Base revisada em 18 de agosto de 2026

Taxfluxo Espécies ameaçadas

Arara-azul-grande

Anodorhynchus hyacinthinus (Latham, 1790)

A maior arara do mundo, símbolo do Pantanal, recuperada de um colapso causado pelo tráfico graças a três décadas de trabalho de campo.

Descrição

A arara-azul-grande é a maior espécie de arara do planeta e uma das aves mais reconhecíveis do Brasil. Nos anos 1980, a captura para o tráfico internacional de aves havia reduzido a população pantaneira a poucos milhares de indivíduos, com estimativas que falavam em cerca de 1.500 aves na região.

A recuperação parcial que se seguiu é um dos casos mais bem documentados de conservação no país. O trabalho combinou instalação de ninhos artificiais, monitoramento de reprodução, plantio de palmeiras e, principalmente, engajamento de fazendeiros pantaneiros, que passaram de coniventes com a captura a guardiões dos ninhos em suas propriedades.

A espécie continua classificada como vulnerável: a recuperação foi expressiva no Pantanal, mas as populações da Amazônia e do Cerrado seguem sob pressão, e a dependência de poucas espécies de palmeira e de árvores muito antigas para nidificar mantém a vulnerabilidade estrutural.

Características físicas

É a maior arara do mundo em comprimento, com plumagem azul-cobalto uniforme e intensa em todo o corpo. Os traços mais distintivos são o anel de pele nua amarelo-vivo ao redor dos olhos e a faixa amarela na base da mandíbula inferior.

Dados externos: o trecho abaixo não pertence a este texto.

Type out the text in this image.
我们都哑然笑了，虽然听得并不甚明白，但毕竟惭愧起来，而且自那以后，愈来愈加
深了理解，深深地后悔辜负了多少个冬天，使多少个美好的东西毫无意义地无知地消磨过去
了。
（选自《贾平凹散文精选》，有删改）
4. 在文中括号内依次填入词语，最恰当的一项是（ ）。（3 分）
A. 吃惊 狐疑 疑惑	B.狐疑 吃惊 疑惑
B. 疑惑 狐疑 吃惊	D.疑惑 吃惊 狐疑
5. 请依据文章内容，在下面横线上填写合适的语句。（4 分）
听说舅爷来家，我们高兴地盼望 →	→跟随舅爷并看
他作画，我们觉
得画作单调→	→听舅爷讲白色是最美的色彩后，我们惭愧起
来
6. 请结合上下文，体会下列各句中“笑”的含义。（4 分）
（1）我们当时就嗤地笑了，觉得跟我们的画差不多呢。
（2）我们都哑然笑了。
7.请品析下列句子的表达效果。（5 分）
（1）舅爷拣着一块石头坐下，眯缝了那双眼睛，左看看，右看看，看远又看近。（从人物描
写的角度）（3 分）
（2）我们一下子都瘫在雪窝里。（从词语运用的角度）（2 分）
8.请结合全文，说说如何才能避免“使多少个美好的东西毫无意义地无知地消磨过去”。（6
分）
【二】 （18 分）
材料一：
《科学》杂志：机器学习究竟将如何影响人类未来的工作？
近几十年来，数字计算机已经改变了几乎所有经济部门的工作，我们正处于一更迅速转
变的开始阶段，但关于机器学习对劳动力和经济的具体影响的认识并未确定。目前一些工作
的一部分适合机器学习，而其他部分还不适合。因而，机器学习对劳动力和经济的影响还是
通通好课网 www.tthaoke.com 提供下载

O bico é enorme, curvo e extremamente forte — capaz de quebrar cocos de palmeira que resistem à pressão de um martelo. A cauda é longa e afilada, correspondendo a boa parte do comprimento total. Machos e fêmeas são externamente idênticos. Os jovens têm bico mais claro e cauda mais curta.

Medidas registradas para a espécie
Comprimentocerca de 100 cm, incluindo a cauda
Envergaduracerca de 120 a 140 cm
Peso1,2 a 1,7 kg
Posturageralmente 2 ovos, com sobrevivência frequente de apenas um filhote
Longevidadepode passar de 50 anos

Habitat

Ocupa formações abertas e semiabertas com presença de palmeiras produtoras dos cocos que compõem sua dieta e de árvores de grande porte com ocos adequados para nidificação.

No Pantanal, associa-se a matas de galeria, capões e áreas de pastagem com manduvis remanescentes — árvore em cujos ocos a espécie nidifica preferencialmente. No Cerrado e na Amazônia oriental, ocupa veredas, buritizais e bordas de mata. A necessidade simultânea de palmeiras produtivas e de árvores centenárias com cavidades restringe muito a área efetivamente utilizável.

Distribuição geográfica

Ocorre em três núcleos separados: o Pantanal, no Mato Grosso do Sul e Mato Grosso, com extensão à Bolívia e ao Paraguai; a Amazônia oriental, sobretudo na região do baixo Tocantins, Pará e Maranhão; e áreas de Cerrado no norte da Bahia, Piauí, Tocantins e Goiás.

O núcleo pantaneiro concentra a maior parte da população conhecida e é onde o monitoramento é mais consistente. As populações amazônica e do Cerrado são menos estudadas, mais fragmentadas e enfrentam pressões distintas, com perda de habitat acelerada pela expansão agrícola e por grandes obras.

Ocorrência registrada em: Brasil, Bolívia e Paraguai.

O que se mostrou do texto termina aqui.